DANIELS CAN RUN (FOR PRESIDENT), BUT HE CAN’T HIDE (FROM HIS RECORD)…. In the latest pundit plea for Indiana Gov. Mitch Daniels (R) to run for president, David Brooks gushes that the governor “has spent his whole career preparing for this kind of moment.” The columnist added, “Daniels’s speeches are backed up by his record.”

The “record,” in Brooks’ vision, apparently starts in 2004. As Paul Krugman noted, it’s probably better to go back just a little further.

These days, Mitch Daniels is being held up as an icon of fiscal responsibility. There are a lot of reasons to question his actual stewardship in Indiana; but what I can’t forget is his key role in the squandering of the fiscal surplus Bush inherited. It wasn’t just that he supported the Bush tax cuts; the excuses he made for that irresponsibility were stunningly fraudulent.

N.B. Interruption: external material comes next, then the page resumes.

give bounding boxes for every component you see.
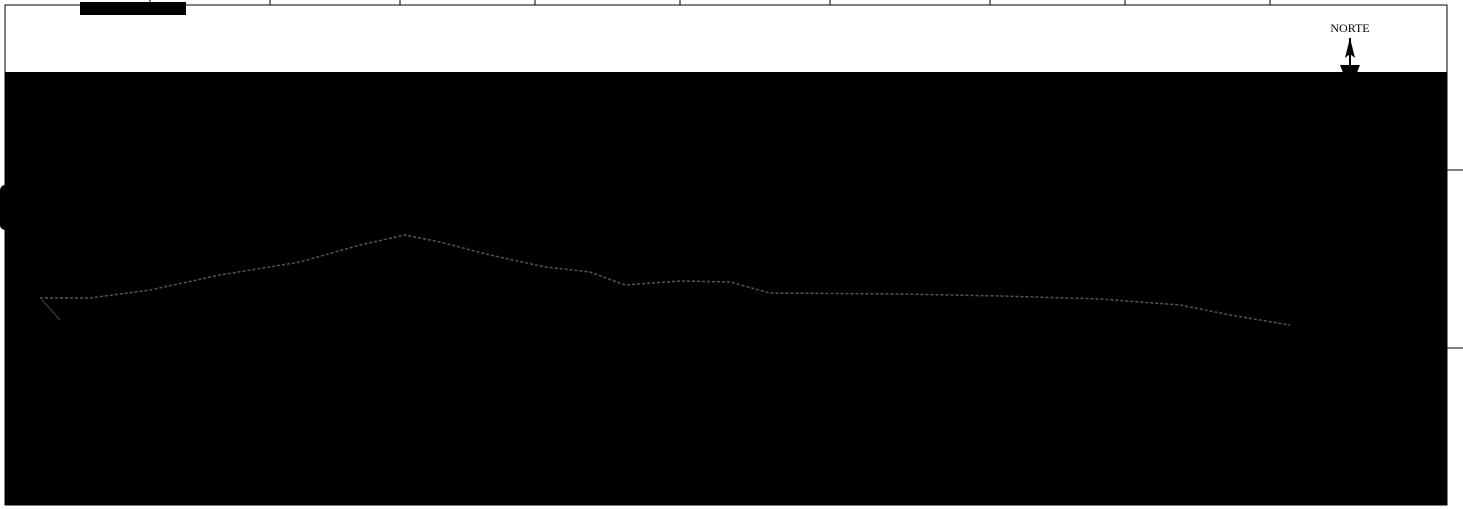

So I just can’t take his current pose of deficit hawkishness seriously.

I have the same thought every time Daniels talks about fiscal issues, which is often. It’s an odd signature issue for a guy who led the Bush/Cheney budget office.

It was, after all, 10 years ago when George W. Bush signed his first massive tax-cut bill. At the time, he thanked three people for helping make it happen — Dick Cheney, then-Treasury Secretary Paul O’Neill, and his director of the Office of Management and Budget, Mitch Daniels.

It was that tax-cut package that helped eliminate the massive surplus Bush and Daniels had inherited from the Clinton administration, and began a sea of red ink that, ironically, Daniels is now concerned about.

When asked about this, Daniels tends to blame the end of the dot-com bubble for eliminating Clinton-era surpluses. The argument is utter nonsense, and has been thoroughly debunked.

For a guy who claims to consider the budget his top concern, Daniels doesn’t seem to know much about his signature issue.

In theory, this seems like a deal-breaker for Daniels’ presidential ambitions. The base already doesn’t trust him after his proposed “truce” on social issues, and his credibility on deficit reduction and fiscal responsibility is severely undermined by his Bush administration failures.

Brooks chose not to mention any of this, but for those who take these issues seriously, it’s a record Daniels can’t run away from.